Retail orders for Big Hit Entertainment IPO priced at $116.27 per share, the highest end of its indicative range, however, fell a bit short of retail bids for Kakao Games IPO that drew the country's highest-ever $50.43bn.
AirAsia X to stave off liquidation with $15bn debt restructuring.
AirAsia X, the long-haul arm of AirAsia Group, is seeking a restructuring of $15.3bn of debt and reduce its share capital by 90% to address the losses from Covid-19 pandemic.
The restructuring plan should see the airline making structural changes to get out of the current crisis, including fleet right-sizing and some shedding of jobs. It also proposed reducing issued share capital by 90% and consolidating every 10 existing ordinary shares into one share.
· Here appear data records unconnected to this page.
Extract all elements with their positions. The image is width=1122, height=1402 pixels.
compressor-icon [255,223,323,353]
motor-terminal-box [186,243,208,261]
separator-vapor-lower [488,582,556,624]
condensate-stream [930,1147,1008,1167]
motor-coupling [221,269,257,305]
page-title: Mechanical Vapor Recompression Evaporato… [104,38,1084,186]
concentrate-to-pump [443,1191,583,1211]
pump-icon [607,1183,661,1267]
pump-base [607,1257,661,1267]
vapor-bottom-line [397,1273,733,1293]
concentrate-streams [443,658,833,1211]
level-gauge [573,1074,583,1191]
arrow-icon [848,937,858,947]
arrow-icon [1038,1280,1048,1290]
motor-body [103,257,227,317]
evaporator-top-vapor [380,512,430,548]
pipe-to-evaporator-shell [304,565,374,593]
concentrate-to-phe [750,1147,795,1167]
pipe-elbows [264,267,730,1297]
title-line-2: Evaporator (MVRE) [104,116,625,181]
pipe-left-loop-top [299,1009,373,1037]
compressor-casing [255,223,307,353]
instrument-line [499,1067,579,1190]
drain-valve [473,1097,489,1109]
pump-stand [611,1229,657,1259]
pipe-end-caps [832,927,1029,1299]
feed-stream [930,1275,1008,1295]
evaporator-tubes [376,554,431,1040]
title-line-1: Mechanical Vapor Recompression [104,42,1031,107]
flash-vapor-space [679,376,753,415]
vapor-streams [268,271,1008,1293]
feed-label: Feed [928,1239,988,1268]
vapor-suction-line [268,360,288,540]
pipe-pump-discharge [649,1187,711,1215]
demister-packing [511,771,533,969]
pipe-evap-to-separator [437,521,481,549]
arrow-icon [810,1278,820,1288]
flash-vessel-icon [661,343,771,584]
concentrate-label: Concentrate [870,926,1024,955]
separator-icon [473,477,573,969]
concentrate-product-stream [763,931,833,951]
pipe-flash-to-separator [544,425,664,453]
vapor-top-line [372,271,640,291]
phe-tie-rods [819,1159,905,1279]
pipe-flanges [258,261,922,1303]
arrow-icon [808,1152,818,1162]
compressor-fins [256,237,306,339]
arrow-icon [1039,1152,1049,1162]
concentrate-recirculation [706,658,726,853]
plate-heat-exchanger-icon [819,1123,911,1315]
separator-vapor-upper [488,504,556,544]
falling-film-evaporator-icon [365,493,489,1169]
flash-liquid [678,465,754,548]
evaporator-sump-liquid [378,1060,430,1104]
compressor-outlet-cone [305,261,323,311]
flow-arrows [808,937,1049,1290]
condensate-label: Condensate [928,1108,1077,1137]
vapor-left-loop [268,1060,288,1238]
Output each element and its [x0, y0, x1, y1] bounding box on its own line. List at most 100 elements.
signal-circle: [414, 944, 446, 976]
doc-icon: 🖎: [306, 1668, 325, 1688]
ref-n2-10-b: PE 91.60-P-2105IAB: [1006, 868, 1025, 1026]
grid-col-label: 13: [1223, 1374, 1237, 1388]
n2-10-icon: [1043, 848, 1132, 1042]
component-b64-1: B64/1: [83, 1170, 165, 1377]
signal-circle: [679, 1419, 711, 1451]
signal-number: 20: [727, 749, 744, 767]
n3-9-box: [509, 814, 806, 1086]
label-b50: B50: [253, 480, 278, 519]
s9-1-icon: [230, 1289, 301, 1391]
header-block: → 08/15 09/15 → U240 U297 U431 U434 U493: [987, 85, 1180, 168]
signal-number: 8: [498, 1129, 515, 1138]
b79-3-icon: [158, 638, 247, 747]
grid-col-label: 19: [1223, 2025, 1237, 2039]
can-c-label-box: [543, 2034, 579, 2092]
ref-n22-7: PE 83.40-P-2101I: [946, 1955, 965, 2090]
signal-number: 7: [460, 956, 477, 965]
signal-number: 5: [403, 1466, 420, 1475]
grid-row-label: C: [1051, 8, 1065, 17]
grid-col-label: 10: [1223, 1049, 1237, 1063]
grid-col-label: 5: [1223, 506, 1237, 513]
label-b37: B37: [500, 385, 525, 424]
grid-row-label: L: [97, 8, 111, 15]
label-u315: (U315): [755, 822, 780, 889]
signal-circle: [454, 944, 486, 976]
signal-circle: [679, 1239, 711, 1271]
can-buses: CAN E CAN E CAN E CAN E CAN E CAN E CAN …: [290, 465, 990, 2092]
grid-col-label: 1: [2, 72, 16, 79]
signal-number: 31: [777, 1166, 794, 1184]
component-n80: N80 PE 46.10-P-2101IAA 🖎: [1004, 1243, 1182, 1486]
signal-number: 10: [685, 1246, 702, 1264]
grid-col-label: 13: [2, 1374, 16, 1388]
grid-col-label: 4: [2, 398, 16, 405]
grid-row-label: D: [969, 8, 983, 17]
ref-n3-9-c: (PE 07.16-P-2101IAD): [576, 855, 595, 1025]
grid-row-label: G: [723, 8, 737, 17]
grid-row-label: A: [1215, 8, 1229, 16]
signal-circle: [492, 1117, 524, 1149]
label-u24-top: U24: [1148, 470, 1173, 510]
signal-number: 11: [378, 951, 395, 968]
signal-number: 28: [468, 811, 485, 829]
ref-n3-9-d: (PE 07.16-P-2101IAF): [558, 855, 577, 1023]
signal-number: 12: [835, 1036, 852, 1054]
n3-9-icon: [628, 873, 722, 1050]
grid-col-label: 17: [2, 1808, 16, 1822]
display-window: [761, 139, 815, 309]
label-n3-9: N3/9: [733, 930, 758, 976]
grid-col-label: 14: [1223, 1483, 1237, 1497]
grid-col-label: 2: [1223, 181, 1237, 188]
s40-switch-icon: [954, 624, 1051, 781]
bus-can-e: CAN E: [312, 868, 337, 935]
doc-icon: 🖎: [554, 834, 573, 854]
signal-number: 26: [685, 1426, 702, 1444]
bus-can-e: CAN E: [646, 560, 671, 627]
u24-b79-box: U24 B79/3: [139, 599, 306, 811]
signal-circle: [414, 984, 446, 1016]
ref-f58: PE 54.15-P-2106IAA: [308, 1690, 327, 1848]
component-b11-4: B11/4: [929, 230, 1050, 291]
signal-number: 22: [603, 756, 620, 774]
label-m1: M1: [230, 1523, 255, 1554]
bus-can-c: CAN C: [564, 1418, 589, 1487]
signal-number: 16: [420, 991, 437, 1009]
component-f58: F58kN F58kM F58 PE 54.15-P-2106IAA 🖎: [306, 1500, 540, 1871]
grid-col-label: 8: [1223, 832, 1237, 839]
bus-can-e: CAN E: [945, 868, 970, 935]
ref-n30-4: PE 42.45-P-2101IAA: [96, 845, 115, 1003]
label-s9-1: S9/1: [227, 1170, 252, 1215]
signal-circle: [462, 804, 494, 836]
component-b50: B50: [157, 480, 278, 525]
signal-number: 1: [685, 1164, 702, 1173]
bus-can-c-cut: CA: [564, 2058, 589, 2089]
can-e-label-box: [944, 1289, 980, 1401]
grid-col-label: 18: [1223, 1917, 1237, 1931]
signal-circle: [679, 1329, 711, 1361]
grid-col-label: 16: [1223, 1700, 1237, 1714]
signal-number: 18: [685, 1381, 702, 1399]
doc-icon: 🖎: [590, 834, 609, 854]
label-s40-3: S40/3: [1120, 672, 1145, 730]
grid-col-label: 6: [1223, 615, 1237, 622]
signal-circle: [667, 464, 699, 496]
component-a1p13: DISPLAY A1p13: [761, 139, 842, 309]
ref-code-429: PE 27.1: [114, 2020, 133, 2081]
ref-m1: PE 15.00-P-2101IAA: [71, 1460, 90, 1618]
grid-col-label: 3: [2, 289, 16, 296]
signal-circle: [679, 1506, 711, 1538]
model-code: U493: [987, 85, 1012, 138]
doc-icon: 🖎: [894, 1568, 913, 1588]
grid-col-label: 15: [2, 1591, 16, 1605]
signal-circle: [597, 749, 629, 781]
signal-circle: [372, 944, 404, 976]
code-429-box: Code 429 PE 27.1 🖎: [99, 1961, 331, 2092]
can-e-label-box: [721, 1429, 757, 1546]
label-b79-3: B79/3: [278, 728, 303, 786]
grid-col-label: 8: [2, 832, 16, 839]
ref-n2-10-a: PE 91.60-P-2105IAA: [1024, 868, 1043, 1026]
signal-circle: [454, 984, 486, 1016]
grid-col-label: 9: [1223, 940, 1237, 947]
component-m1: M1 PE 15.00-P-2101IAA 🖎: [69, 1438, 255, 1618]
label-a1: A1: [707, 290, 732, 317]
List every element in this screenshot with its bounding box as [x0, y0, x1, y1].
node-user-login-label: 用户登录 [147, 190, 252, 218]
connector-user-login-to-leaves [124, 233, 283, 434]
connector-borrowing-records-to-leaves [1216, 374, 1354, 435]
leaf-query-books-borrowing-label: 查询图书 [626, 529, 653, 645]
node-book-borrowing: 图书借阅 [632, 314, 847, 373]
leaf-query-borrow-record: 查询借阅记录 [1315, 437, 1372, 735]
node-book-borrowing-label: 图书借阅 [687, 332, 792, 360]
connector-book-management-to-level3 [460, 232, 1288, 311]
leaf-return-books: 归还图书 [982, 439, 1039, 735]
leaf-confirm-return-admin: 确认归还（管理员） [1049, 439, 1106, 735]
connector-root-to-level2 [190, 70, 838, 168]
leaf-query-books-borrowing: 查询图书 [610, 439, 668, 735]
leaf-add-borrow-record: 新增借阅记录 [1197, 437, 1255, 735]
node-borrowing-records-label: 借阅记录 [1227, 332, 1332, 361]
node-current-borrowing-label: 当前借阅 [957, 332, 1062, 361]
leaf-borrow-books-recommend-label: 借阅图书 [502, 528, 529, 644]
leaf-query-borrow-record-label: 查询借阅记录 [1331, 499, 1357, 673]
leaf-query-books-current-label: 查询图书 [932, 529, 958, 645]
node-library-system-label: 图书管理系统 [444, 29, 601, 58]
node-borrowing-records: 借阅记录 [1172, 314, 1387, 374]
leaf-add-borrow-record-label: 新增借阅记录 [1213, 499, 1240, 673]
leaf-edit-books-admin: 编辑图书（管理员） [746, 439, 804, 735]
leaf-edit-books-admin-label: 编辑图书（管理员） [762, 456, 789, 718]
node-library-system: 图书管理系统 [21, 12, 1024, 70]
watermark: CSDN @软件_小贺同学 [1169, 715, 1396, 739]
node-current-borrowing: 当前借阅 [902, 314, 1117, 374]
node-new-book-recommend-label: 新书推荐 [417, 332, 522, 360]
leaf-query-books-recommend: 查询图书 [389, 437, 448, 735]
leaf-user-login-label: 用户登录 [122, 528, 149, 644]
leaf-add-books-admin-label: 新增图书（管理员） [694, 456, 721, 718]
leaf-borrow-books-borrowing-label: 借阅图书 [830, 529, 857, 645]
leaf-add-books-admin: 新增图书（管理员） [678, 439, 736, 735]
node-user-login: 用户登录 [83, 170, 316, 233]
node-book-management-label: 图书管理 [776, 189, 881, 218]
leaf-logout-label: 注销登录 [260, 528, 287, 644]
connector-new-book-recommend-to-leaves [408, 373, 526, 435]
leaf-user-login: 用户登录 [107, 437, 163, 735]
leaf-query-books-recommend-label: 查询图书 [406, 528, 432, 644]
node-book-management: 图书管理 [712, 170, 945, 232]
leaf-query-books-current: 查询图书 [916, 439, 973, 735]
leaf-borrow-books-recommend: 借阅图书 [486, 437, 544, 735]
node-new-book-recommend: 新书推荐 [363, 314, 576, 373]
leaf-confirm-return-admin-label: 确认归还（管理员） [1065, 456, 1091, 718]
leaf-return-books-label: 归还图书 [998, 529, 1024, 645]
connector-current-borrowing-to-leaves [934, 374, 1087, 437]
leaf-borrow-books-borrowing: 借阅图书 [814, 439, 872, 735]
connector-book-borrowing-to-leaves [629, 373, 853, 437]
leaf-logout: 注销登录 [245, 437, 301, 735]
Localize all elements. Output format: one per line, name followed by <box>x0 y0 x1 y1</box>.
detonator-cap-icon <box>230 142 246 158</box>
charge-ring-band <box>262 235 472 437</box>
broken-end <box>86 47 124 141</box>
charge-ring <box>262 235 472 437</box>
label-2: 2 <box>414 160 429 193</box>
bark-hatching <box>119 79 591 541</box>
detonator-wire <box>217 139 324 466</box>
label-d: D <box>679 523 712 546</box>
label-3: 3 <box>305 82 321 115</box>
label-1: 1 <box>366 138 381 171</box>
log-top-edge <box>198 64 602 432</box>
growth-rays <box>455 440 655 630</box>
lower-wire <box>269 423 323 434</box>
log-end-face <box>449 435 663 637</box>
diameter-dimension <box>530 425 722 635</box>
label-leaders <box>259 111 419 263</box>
"That debt restructuring as well as a revamp of its business model would be needed to raise fresh equity and debt, which in turn would be required to restart the airline," AirAsia.
CJ Group weighs a $1bn sale of CJ Rokin.
South Korean conglomerate CJ Group is exploring strategic options for its Chinese unit CJ Rokin Logistics Supply Chain, a chemical and cold-storage transportation company. CJ Group expects to generate $1bn from the sale.
CJ acquired Rokin in 2015 for $392m and said it would invest a further $268m. CJ Rokin is part of the group's CJ Logistics arm, which has units in the US, India, Vietnam, Malaysia and the United Arab Emirates. Sale considerations are preliminary, and no final decision has been made, Bloombergreported.